The best way to know anyone’s pronouns is to ask! Ask and ask often. Create a space where knowing someone’s personal pronouns is important and valued. 

  1. Don’t assume anyone’s pronouns

  2. If you know someone’s name and do not know pronouns, use their name! It may feel strange at first but it is important to practice

  3. Introduce yourself with your name and pronouns; even in groups or spaces you are familiar with. If someone is trying new pronouns it will be important to give space for that to be shared. 

  4. When someone shares their pronouns – make it a priority to use and acknowledge them. 

  5. Don’t require others to share their pronouns. This can potentially be a mechanism out ‘outing.’ Creating a space for others to share, and sharing your own, fosters an environment where folks can feel comfortable to share their pronouns, without being forced to do so. 

Question: “I messed up someone’s pronouns, how can I correct myself?” 

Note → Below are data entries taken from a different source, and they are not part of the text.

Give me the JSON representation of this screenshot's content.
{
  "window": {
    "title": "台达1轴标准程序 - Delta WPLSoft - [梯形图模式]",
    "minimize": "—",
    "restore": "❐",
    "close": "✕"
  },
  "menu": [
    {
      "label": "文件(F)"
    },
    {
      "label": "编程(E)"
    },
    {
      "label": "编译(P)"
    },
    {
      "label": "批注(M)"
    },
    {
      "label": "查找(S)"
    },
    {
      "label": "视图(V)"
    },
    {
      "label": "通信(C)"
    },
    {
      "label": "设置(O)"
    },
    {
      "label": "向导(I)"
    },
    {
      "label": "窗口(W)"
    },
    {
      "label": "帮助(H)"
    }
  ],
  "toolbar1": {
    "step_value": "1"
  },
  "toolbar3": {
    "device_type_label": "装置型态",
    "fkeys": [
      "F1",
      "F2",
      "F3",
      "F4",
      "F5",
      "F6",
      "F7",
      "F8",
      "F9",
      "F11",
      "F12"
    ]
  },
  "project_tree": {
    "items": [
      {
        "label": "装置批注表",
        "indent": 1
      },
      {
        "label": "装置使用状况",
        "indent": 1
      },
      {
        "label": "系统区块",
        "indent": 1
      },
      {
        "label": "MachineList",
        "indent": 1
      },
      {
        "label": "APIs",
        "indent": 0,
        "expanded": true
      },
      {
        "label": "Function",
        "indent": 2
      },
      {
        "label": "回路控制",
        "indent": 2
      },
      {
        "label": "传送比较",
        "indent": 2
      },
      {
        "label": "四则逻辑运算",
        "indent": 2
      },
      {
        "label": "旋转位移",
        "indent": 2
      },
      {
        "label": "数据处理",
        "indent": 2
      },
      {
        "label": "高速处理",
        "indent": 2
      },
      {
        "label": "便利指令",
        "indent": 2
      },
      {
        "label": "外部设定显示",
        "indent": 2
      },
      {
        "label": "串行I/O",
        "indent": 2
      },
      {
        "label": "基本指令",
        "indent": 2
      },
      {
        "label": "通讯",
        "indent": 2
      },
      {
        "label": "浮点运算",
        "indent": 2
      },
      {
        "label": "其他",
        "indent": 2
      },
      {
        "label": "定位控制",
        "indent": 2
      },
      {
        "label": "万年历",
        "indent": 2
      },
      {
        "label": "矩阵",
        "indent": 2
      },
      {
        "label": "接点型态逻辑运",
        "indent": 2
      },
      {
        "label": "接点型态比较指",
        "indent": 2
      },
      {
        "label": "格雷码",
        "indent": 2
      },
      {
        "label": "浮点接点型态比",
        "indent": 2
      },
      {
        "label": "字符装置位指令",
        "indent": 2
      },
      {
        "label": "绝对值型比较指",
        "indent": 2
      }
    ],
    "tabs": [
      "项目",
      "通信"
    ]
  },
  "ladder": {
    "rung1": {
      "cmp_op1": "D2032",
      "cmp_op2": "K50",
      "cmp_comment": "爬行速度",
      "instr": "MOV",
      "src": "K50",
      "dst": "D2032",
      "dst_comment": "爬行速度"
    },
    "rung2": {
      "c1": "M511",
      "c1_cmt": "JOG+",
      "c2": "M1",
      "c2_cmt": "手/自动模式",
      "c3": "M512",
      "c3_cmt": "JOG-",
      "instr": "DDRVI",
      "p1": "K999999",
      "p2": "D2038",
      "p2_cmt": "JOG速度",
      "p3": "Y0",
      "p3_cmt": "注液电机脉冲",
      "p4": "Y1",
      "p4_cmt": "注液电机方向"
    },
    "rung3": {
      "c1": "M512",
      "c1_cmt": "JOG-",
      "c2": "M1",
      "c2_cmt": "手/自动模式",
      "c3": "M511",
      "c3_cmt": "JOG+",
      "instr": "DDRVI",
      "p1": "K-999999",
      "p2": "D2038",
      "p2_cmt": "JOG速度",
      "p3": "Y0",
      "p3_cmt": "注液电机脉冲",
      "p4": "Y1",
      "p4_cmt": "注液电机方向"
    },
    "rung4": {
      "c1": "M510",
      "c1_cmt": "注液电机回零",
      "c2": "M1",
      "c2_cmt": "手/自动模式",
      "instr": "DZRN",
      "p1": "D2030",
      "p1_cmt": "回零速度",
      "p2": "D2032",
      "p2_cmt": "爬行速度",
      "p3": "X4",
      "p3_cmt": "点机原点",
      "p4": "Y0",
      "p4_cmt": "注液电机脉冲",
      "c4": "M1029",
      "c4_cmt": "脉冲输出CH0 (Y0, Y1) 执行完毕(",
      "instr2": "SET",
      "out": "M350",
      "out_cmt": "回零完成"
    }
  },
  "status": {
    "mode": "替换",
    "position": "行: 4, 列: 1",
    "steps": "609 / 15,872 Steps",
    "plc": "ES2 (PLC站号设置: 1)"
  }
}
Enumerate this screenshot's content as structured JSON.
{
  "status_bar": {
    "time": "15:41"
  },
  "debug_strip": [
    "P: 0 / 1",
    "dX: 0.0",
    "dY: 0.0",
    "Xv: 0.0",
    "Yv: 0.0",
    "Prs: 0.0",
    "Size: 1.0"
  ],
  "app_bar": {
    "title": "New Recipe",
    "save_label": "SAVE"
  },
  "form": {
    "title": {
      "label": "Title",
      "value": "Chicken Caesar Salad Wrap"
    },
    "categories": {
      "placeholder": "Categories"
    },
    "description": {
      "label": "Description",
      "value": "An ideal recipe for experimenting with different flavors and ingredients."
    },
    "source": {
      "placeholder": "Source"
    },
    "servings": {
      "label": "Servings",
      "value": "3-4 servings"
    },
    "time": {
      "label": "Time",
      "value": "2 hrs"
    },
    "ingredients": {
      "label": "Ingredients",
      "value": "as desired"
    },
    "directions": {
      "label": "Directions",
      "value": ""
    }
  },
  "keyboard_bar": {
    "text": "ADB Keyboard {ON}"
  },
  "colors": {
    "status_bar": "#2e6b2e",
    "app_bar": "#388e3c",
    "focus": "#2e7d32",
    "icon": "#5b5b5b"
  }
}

Realizing in the moment that you have incorrectly identified someone’s pronouns. Knowing that this is harmful and correcting is key. Use the correct pronouns immediately and continuing talking. It is important to:

  1. Not drawing attention to your feelings in the moment because that could cause more harm or shifts the responsibility of accountability

  2. Make sure you have established an environment for feedback and dialogue. If the person harmed needs to follow up; cultivating a space where that can happen will be crucial.

There is a helpful guide here that can walk you through several examples. It is important to know how to be accountable in the moment and after; and what you need to do better. 

Exercise: Read a newspaper article and for every time someone’s pronouns are used, use their name. It is important to practice and recognize how often and how much pronouns are used in day-to-day conversations. Reading and pointing out this usage will help us prioritize the importance of pronouns and be more intentional with their usage. 

Homework: Read books such as “How to They/them” by Stuart Getty.